Signaling the change, the company is rebranding itself to simply Clearly—not just in Canada, where it has done business as Clearly Contacts since 1999, but globally. In the United States it will be known as by Clearly, in Japan as Contactsan by Clearly, and in Scandinavia as Lensway by Clearly.

“Clearly now will become the biggest online optical player in the world, which we are already today, not just by virtue of scale and size, but also by offering the largest portfolio of vision correction products,” says Roy Hessel, who became CEO 13 months ago after French-based eyewear manufacturer Essilor International bought the company for $430 million.

Known in the past for selling prescription glasses for as little as $50, the Vancouver-based company will now offer high-end niche products such as Kodak BlueReflect lenses for people bothered by electronic screens and anti-fogging lenses for wearers in cold climates. The new products will be manufactured in Clearly’s plants in Vancouver and Sweden, Hessel says.

“What we acquired was a platform of scale,” he says of last year’s takeover of Coastal Contacts, then a public company run by founder Roger Hardy. However, scale alone will not protect the new owners from competition, he adds. What the company needed to differentiate itself in the marketplace was a comprehensive global product offering, not just of mass-market glasses and contacts, but also of niche products and, just as important, education for consumers who need it—especially the two billion or so people with uncorrected vision in the developing world.

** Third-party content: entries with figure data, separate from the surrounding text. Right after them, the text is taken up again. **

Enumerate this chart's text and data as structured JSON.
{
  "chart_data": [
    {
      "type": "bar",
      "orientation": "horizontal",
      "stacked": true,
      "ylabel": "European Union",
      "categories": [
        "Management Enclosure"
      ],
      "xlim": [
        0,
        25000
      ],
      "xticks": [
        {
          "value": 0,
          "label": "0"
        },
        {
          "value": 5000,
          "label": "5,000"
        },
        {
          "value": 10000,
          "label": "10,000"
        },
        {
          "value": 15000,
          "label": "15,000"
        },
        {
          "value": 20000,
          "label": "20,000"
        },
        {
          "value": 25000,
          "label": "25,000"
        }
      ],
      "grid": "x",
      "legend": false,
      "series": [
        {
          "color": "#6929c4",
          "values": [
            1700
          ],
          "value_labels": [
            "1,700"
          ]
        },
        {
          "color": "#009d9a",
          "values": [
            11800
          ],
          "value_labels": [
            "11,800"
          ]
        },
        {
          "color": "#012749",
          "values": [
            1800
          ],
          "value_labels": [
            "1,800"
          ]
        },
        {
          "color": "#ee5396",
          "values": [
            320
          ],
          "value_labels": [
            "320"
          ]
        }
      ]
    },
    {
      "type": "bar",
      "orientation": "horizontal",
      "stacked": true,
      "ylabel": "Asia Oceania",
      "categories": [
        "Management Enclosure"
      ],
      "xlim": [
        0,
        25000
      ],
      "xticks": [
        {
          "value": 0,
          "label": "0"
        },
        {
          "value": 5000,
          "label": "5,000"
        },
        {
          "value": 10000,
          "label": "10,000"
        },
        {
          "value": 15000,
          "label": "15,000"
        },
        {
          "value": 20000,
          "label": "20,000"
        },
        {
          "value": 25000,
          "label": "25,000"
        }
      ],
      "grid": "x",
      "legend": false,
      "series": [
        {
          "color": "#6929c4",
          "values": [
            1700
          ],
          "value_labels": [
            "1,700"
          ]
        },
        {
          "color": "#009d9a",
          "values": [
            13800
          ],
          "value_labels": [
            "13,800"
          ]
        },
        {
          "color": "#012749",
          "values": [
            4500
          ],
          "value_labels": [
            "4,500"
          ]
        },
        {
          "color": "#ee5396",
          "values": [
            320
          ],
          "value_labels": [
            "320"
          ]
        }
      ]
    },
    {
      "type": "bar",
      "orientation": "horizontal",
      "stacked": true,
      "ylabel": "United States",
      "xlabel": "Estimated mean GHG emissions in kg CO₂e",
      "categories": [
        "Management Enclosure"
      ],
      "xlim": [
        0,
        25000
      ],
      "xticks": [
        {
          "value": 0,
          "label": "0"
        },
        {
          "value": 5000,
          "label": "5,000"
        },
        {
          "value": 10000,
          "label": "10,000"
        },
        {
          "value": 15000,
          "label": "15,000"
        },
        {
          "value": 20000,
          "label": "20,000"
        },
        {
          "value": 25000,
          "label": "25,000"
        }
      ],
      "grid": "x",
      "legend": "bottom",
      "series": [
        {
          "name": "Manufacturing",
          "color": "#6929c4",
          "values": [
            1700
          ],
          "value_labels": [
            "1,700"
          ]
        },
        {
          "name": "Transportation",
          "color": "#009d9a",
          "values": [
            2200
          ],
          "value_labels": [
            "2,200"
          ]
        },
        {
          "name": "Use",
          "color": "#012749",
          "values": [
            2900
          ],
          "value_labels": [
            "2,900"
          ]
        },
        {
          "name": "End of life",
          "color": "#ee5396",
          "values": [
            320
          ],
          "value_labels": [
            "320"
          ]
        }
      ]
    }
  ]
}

Clearly is also launching a platform called MyOnlineOptical that will allow opticians, optometrists and ophthalmologists to set up their own e-commerce operations distributing Clearly’s products. Instead of grabbing market share from incumbent distributors, the company’s mission now is to grow the pie.

Another important change is on the balance sheet, says Hessel, an Israeli who founded a eyeglass company in China a decade ago, sold it to Essilor in 2012, went on to head up the parent company’s online operations and spearheaded the Coastal Contacts acquisition. “For us, a very important indicator is profitable growth. As you could see from its last financial statement, [a year ago] the company was not profitable,” he says. “The company is profitable year-to-date [in 2015]. Our growth is exactly where it needs to be.”